On the other hand, that's not the whole story. The whole story is a little messier. The whole story also includes the fact that it probably was not Antiochus who ordered the desecration of the shrines. It was probably a Jewish priest named Jason who favored doing away with the distinct religious practices of the people of Israel and replacing them with the more cosmopolitan, Greek customs. And the war between the Maccabees and the Greeks and Syrians probably started out as a civil war between the powerful urban Jews who were all too willing to abandon Jewish practice and the more traditional rural Jews who were not.

Which raises the question, why are we celebrating what, at least at the outset, was a civil war in which Jews fought against Jews? The answer must be that we are not celebrating violence perpetrated by Jew against Jew, but instead, we are celebrating the fact that the pressures towards assimilation did not win. We are celebrating that Judaism survived not only the Greeks and the Syrians, but also the other Jews who wanted to be like the Greeks and Syrians among whom they lived.

But here's the paradox: This seems like a funny time in history to celebrate our victory over assimilation. Where are we in that fight today? How many of Richmond's Jews are in synagogue this morning? If they're not here, where are they? My guess is that Richmond's Jews are doing exactly what Richmond's non-Jews are doing. They are sleeping. Or they are checking their email. Or they are getting ready to drive their children to the mall or to the soccer game or they're running around town just doing errands. This morning, as we celebrate our victory over assimilation, we are probably more deeply assimilated into the society in which we live than at any other time in history.

So, what does it mean to celebrate our victory over assimilation? I like to look at it is as an aspirational goal. Hanukah is the time of year when we think about the ways that we want to preserve our Judaism. To tell you the truth, last winter, when I saw the remnants of a plastic toy that had probably fallen out of a shopping bag into the snow, I really didn't wonder if I was going to be lynched. But it did occur to me that my reaction was probably different than it would have been had I not been Jewish. There is still something unique about being Jewish. We all feel it, even if we can't define it. When I first arrived here in Richmond, I was told very seriously not to bargain in stores because it would be seen as stereotypically Jewish and it would reflect badly on the community for the rabbi to haggle. This well-meaning guide to being Jewish in Richmond had allowed his idea of what it means to be Jewish to be shaped by his paranoia and his perceptions of anti-Semitism.

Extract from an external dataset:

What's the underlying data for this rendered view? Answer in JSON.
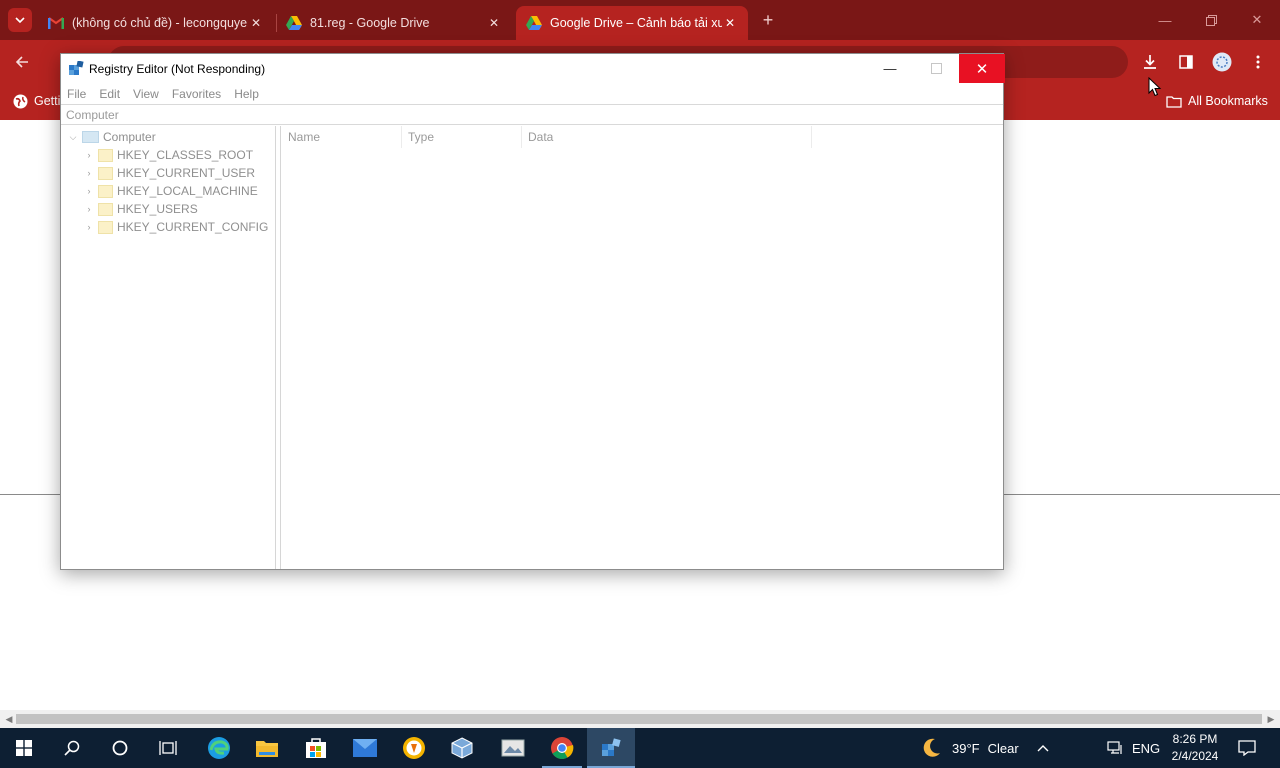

Hanukah, however, is the time when we get to think about what it means not to assimilate and when we get to define the positive attributes of the Judaism that we want to preserve.

This morning, as we mourn on the first yartzeit of a certain Mrs. Potato Head and as we celebrate the holiday of Hanukah, let's think about what it means to prevail over the pressures of assimilation. Let's think about how we want to define ourselves as different from the secular world around us. My hope for this community is that as we celebrate the Hanukah, the rededication of the Temple in the year 164 b.c.e. that we also rededicate ourselves to the task of differentiating ourselves and our community, not by means of paranoia or fear or tribalism, but through our spirituality and through our seriousness about Torah and our relationship with God.

Tonight as you light your Hanukah menorah, think about what part of the Jewish tradition we still enjoy because of the victory of the Maccabees and think about what part of that heritage you want to pass to your own children and grandchildren and to all of the generations that will follow.